Automated testing

Objectives

Know where to start in your own project.
Have an example for how to make the testing part of code review.

Instructor note

(15 min) Motivation
(15 min) End-to-end tests
(15 min) Pytest
(15 min) Adding the unit test to GitHub Actions
(10 min) What else is possible
(20 min) Exercise

Motivation

Testing is a way to check that the code does what it is expected to.

Less scary to change code: tests will tell you whether something broke.
Easier for new people to join.
Easier for somebody to revive an old code.
End-to-end test: run the whole code and compare result to a reference.
Unit tests: test one unit (function or module). Can guide towards better structured code: complicated code is more difficult to test.

How testing is often taught

def add(a, b):
    return a + b


def test_add():
    assert add(1, 2) == 3

How this feels:

Instruction on how to draw an owl — [Citation needed]

Instead, we will look at and discuss a real example where we test components from our example project.

Where to start

Short answer: Start with an end-to-end test.

Longer answer

A simple script or notebook probably does not need an automated test.

If you have nothing yet:

Start with an end-to-end test.
Describe in words how you check whether the code still works.
Translate the words into a script (any language).
Run the script automatically on every code change.
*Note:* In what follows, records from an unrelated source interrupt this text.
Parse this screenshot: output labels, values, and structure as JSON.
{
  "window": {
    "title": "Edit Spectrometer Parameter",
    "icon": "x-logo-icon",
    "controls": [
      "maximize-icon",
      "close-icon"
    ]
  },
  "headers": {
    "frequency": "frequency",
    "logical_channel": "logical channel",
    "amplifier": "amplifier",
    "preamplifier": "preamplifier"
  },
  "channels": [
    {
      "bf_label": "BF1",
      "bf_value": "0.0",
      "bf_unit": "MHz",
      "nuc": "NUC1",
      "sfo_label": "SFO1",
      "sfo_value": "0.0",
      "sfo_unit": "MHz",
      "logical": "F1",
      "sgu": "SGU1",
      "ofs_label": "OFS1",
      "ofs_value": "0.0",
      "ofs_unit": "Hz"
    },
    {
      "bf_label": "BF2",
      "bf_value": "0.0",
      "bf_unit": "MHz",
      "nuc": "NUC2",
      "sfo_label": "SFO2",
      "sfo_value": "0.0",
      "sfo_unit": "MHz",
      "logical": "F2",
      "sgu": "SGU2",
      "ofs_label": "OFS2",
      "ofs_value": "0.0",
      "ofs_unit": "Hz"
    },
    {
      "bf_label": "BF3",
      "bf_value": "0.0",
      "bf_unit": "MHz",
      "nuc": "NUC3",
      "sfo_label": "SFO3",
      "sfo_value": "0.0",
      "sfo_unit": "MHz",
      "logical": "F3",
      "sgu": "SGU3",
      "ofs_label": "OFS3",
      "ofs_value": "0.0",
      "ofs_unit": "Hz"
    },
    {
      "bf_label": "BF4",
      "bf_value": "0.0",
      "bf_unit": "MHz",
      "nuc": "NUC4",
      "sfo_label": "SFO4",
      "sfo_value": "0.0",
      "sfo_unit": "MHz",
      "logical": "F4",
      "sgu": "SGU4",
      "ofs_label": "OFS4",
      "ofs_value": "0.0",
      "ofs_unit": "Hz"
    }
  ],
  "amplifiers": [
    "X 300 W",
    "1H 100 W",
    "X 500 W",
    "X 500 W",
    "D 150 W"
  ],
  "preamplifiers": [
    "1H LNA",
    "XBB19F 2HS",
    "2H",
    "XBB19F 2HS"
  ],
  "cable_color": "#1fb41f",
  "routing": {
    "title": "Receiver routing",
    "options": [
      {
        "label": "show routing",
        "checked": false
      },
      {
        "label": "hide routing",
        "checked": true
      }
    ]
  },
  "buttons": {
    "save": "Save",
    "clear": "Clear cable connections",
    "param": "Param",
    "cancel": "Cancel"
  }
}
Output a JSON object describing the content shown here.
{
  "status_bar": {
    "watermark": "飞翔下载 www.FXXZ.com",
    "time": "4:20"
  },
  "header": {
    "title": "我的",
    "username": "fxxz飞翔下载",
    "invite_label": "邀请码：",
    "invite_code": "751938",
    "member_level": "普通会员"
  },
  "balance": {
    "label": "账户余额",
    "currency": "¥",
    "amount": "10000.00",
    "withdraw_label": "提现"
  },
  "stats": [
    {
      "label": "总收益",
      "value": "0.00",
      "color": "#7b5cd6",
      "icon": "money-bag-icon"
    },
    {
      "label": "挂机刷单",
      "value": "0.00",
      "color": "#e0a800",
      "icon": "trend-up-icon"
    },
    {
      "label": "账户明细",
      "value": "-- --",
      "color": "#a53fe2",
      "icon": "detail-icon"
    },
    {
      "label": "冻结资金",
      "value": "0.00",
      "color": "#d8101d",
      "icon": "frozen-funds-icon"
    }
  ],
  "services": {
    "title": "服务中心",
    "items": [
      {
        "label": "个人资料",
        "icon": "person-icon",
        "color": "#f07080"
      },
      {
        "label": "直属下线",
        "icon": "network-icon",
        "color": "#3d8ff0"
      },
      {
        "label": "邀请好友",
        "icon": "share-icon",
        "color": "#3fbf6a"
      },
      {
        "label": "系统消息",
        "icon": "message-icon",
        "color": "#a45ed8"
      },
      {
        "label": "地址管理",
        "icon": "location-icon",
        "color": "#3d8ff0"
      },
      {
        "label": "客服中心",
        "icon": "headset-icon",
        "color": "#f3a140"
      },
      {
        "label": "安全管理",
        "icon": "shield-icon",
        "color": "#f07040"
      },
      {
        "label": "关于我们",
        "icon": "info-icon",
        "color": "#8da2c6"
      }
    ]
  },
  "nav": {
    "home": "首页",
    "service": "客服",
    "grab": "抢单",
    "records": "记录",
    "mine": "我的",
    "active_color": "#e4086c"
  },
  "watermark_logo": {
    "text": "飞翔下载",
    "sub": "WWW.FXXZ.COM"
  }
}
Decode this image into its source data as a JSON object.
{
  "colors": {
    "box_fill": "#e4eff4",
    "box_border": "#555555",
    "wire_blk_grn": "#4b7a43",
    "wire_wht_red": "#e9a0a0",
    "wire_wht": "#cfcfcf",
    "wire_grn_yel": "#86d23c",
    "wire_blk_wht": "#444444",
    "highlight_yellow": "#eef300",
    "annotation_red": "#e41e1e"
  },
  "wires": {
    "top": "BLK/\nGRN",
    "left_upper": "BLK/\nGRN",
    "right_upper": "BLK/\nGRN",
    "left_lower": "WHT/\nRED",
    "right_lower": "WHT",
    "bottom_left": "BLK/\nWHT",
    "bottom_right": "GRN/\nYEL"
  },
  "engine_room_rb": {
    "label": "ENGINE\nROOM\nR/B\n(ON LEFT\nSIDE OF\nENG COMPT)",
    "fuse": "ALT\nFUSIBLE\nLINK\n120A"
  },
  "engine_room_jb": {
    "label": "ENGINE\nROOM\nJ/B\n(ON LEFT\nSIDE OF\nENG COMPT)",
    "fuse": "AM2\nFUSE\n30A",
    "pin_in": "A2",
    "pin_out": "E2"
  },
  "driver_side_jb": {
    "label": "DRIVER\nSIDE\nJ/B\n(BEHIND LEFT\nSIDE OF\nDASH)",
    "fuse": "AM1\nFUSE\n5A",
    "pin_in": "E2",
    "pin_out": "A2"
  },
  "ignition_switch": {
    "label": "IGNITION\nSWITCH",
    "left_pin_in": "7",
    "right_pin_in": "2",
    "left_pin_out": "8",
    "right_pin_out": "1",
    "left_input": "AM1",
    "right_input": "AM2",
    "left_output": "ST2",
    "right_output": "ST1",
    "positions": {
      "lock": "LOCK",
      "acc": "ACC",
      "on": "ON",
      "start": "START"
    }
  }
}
If you want to start with unit-testing:

You want to rewrite a function? Start adding a unit test right there first.

End-to-end tests

This is our end-to-end test: https://github.com/workshop-material/planets/blob/main/test.sh
Note how we can run it on GitHub automatically.
Also browse https://github.com/workshop-material/planets/actions.
If we have time, we can try to create a pull request which would break the code and see how the test fails.

Discussion

Is the end-to-end test perfect? No. But it’s a good starting point. Discuss its limitations.

Pytest

First we need to add a test function, for instance for this function:

def force_between_planets(position1, mass1, position2, mass2):
    G = 1.0  # gravitational constant

    r = position2 - position1
    distance = (r[0] ** 2 + r[1] ** 2 + r[2] ** 2) ** 0.5
    force_magnitude = G * mass1 * mass2 / distance**2
    force = (r / distance) * force_magnitude

    return force


def test_force_between_planets():
    position1 = np.array([0.0, 0.0, 0.0])
    mass1 = 1.0
    position2 = np.array([1.0, 0.0, 0.0])
    mass2 = 2.0

    force = force_between_planets(position1, mass1, position2, mass2)

    assert np.allclose(force, [2.0, 0.0, 0.0])

Let us run the test with:

$ pytest simulate.py

Explanation: pytest will look for functions starting with test_ in files and directories given as arguments. It will run them and report the results.

Now let us try this:

Commit the test.
Break the function on purpose and run the test.
Does the test fail as expected?

Adding the unit test to GitHub Actions

Our next goal is that we want GitHub to run the unit test automatically on every change.

First we need to extend our environment.yml:

name: planets
channels:
  - conda-forge
dependencies:
  - python=3.12
  - numpy
  - click
  - matplotlib
  - pytest

We also need to extend .github/workflows/test.yml (highlighted line):

name: Test

on:
  push:
    branches: [ main ]
  pull_request:
    branches: [ main ]

jobs:
  build:
    runs-on: ubuntu-latest

    steps:
    - name: Checkout
      uses: actions/checkout@v4

    - uses: mamba-org/setup-micromamba@v1
      with:
        micromamba-version: '1.5.8-0' # any version from https://github.com/mamba-org/micromamba-releases
        environment-file: environment.yml
        init-shell: bash
        cache-environment: true
        post-cleanup: 'all'
        generate-run-shell: false

    - name: Run tests
      run: |
        ./test.sh
        pytest simulate.py
      shell: bash -el {0}

If we have time, we can try to create a pull request which would break the code and see how the test fails.

What else is possible

The testing above used example-based testing.
Test coverage: how much of the code is traversed by tests?
- Python: pytest-cov
- Result can be deployed to services like Codecov or Coveralls.
Property-based testing: generates arbitrary data matching your specification and checks that your guarantee still holds in that case.
- Python: hypothesis
Snapshot-based testing: makes it easier to generate snapshots for regression tests.
- Python: syrupy
Mutation testing: tests pass -> change a line of code (make a mutant) -> test again and check whether all mutants get “killed”.
- Python: mutmut

Exercises

Experiment with the example project and what we learned above or try it on your own project:

Add a unit test.
Try to run it locally.
Check whether it fails when you break the corresponding function.
Try to run it on GitHub Actions.
Create a pull request which would break the code and see whether the automatic test would catch it.
Try to design an end-to-end test for your project.